Twice a year, for 37 years, Paul B. Conway, music director of Hillyer Community Chorus, has mounted performances of large-scale sacred choral works that have been shunted aside by the masterpieces of the genre. Conway’s service to the community works in two ways: it offers an airing and reassessment of forgotten works; and, if those works have been abandoned to justifiable obscurity, hearing them allows performers and audiences alike a visceral understanding of what really constitutes a masterpiece. This observation is by no means meant to be snide: centuries of public taste have filtered out most of the chaff, leaving us with a large collection of great works that we frequently take for granted.

The Hillyer Community Chorus aired just such an example in Domenico Cimarosa’s Requiem in G minor. Composed in just two days in 1787 for the wife of the Neapolitan ambassador in St. Petersburg – the sudden death of a big shot and limited cold storage can really put the pressure on – the Requiem is pretty much a paint-by-numbers affair, but … hearing it makes one understand the creative genius of Mozart, whose own unfinished Requiem so raised the bar as to bring a slew of masterpieces in its wake.

Of course, it is a bit unfair to lean too hard on poor Cimarosa, whose strength was opera and whose deadline didn’t leave room for much in-depth creative pondering. Listeners have come to expect a fiery “Dies irae,” in which every verse is carefully crafted to dramatically illustrate the text, but that tradition was established four years later, by Mozart. And we all know how long it took him to compose it. So Mozart missed the bus and Cimarosa missed Mozart. Bad timing for both!
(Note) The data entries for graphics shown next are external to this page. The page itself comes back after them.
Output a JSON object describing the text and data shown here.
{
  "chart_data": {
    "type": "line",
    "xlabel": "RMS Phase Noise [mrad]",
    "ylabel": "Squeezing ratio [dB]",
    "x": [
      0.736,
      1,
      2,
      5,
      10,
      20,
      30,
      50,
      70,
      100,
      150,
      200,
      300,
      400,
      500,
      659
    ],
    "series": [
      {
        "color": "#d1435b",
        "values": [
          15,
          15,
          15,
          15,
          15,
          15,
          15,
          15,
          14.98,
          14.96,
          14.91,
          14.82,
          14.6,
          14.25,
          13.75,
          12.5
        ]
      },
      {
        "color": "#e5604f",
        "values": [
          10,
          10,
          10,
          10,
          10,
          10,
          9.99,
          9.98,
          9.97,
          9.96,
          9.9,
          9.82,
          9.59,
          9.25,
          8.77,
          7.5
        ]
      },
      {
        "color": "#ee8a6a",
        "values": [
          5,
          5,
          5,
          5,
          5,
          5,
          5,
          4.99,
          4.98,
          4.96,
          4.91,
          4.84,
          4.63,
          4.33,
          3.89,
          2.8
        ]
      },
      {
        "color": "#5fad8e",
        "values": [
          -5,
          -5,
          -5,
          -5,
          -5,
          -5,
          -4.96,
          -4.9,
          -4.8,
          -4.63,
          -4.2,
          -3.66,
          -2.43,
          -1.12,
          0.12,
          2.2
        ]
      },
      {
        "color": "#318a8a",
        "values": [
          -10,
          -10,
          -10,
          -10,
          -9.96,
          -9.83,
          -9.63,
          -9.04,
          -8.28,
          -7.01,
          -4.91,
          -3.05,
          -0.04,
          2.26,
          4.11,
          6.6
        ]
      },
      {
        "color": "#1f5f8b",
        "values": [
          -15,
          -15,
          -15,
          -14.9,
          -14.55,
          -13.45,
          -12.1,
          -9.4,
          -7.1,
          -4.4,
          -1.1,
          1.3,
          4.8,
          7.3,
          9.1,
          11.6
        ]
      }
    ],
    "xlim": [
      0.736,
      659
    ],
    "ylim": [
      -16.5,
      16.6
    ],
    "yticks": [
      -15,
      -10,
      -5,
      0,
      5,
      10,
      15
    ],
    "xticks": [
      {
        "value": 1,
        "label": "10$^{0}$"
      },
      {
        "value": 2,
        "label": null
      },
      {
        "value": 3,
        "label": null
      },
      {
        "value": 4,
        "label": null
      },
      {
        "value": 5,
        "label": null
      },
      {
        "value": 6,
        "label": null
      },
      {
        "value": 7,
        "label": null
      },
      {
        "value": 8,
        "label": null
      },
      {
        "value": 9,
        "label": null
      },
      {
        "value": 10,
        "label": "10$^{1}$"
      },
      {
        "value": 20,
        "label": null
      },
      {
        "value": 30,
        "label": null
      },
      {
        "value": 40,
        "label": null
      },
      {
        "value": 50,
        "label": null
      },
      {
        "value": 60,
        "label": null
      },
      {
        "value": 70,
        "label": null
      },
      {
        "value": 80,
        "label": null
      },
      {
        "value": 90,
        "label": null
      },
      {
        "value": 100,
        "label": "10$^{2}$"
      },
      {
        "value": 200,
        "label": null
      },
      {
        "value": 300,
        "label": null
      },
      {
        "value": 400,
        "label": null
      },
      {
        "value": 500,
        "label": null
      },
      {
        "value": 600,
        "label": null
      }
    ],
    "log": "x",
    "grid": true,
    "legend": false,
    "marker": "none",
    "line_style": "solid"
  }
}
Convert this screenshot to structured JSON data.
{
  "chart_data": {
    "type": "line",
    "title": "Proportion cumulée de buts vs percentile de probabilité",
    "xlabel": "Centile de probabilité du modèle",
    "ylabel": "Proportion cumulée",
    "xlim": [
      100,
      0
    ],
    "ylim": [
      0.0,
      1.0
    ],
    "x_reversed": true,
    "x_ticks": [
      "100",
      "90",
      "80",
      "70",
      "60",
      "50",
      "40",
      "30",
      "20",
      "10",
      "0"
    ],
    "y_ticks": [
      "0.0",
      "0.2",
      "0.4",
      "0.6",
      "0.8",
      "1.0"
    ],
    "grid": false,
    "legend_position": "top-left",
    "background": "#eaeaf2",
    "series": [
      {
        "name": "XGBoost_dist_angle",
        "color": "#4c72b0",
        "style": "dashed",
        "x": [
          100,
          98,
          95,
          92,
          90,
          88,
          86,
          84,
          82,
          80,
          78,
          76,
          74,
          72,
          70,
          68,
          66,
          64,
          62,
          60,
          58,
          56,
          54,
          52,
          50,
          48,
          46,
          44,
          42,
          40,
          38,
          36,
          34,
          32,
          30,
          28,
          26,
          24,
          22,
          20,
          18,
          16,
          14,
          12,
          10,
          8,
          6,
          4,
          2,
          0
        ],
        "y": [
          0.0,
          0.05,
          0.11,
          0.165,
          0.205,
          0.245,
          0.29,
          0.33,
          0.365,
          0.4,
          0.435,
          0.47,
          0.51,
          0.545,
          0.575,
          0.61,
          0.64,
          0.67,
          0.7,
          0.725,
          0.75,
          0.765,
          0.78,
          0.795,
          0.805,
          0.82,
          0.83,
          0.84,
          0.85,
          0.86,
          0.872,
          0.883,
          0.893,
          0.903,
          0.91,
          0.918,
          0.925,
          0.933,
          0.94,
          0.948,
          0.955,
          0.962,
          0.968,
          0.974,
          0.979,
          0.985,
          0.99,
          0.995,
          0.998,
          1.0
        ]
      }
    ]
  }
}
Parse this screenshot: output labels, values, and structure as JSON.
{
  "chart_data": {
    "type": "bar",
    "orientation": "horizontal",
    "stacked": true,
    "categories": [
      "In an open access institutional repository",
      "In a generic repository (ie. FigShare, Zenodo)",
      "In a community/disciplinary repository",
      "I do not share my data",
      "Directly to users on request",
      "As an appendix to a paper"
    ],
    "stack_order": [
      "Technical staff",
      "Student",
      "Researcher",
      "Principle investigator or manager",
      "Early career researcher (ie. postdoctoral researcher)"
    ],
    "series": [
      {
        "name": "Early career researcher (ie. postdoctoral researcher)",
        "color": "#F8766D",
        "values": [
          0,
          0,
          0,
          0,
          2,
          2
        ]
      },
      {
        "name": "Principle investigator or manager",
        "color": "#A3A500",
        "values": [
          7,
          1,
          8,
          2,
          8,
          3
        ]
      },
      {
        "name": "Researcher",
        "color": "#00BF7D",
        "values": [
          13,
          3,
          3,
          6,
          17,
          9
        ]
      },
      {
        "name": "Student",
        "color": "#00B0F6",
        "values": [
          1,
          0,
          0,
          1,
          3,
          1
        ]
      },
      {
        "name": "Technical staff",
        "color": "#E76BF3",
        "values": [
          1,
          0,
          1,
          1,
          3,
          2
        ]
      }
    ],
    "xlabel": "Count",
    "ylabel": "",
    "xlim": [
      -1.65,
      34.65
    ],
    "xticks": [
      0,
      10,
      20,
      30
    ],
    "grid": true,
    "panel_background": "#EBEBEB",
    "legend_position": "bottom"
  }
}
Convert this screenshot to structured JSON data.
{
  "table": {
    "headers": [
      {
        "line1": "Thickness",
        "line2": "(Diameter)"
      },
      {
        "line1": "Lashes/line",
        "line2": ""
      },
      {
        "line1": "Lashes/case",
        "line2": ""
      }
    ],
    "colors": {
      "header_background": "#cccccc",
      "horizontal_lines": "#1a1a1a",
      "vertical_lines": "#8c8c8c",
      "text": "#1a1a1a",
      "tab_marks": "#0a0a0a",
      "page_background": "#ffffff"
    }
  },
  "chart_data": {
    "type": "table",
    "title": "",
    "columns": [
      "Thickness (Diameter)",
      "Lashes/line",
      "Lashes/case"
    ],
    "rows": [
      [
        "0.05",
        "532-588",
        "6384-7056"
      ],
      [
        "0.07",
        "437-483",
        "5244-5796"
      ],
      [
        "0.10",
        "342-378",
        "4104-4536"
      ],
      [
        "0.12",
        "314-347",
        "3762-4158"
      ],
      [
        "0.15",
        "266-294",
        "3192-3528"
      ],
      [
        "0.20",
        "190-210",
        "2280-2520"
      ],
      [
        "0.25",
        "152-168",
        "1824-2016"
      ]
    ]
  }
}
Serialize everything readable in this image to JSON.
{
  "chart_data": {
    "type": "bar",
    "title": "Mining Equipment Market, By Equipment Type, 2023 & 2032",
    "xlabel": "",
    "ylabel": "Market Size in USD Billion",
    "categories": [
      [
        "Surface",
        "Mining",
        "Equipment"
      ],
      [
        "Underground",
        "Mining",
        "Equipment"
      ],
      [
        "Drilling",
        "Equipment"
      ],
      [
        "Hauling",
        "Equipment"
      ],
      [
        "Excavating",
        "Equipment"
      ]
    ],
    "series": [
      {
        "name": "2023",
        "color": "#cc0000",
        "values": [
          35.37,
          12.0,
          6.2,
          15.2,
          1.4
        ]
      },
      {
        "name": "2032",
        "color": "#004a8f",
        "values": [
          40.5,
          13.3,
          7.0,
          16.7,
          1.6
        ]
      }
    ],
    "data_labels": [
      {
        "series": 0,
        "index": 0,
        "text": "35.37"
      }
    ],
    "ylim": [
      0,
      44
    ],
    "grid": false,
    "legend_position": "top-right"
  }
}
The Hillyer Community Chorus, while lacking the smoothness of a professional ensemble, performed admirably, obediently following Conway’s signals for dynamics. The chorus was joined by four soloists – soprano Penelope Jensen, alto Nancy Brenner, tenor William McColloch, and bass Lewis Moore – but the majority of the music was choral. It took Cimarosa well into the “Dies irae” to get a soloist on board, and then Jensen stood up to sing the “Tuba mirum”! Everybody knows that, from time immemorial, any text referring to a trumpet requires a bass and a brass soloist, so while Jensen and horn players Rachel Niketopoulos and Thomas Panepinto brought the piece off with dignity, the effect was pretty laughable. Brenner later joined Jensen in an interesting set piece, the “Recordare, Jesu pie,” which involved two verses for each soloist, followed by a duet. Both voices blended well, although Brenner has a strange way of pronouncing “u” that is sufficiently bizarre as to actually affect the overall quality of the music. McColloch’s aria, “Praeces meae,” did not go well because of his difficulty with high notes. Moore seems to have had a pleasant voice but was given too little to sing – and that in ensembles.

Other oddities in the Requiem were the massive “Amen” at the end of the “Lacrymosa,” which was probably the longest section in the entire work, as contrasted with the true ending, the “Lux aeterna,” a reprise of the Introit music with an anticlimactic ending. In places, such as the “Inter Oves,” Cimarosa’s operatic roots (he composed at least 76) were in evidence. All in all, it was probably better not to consult the text – supplied with translation in the program – so as not to constantly be comparing this setting to those of Mozart, Berlioz, Verdi, Fauré, etc.

Conway’s next “resurrection” will occur on December 2, when the Hillyer Community Chorus will perform a new edition of a Te Deum and the Missa Solemnis in C by Johann Nepomuk Hummel. These concerts are presented in the sanctuary of Hillyer Memorial Christian Church on Hillsborough Street in Raleigh.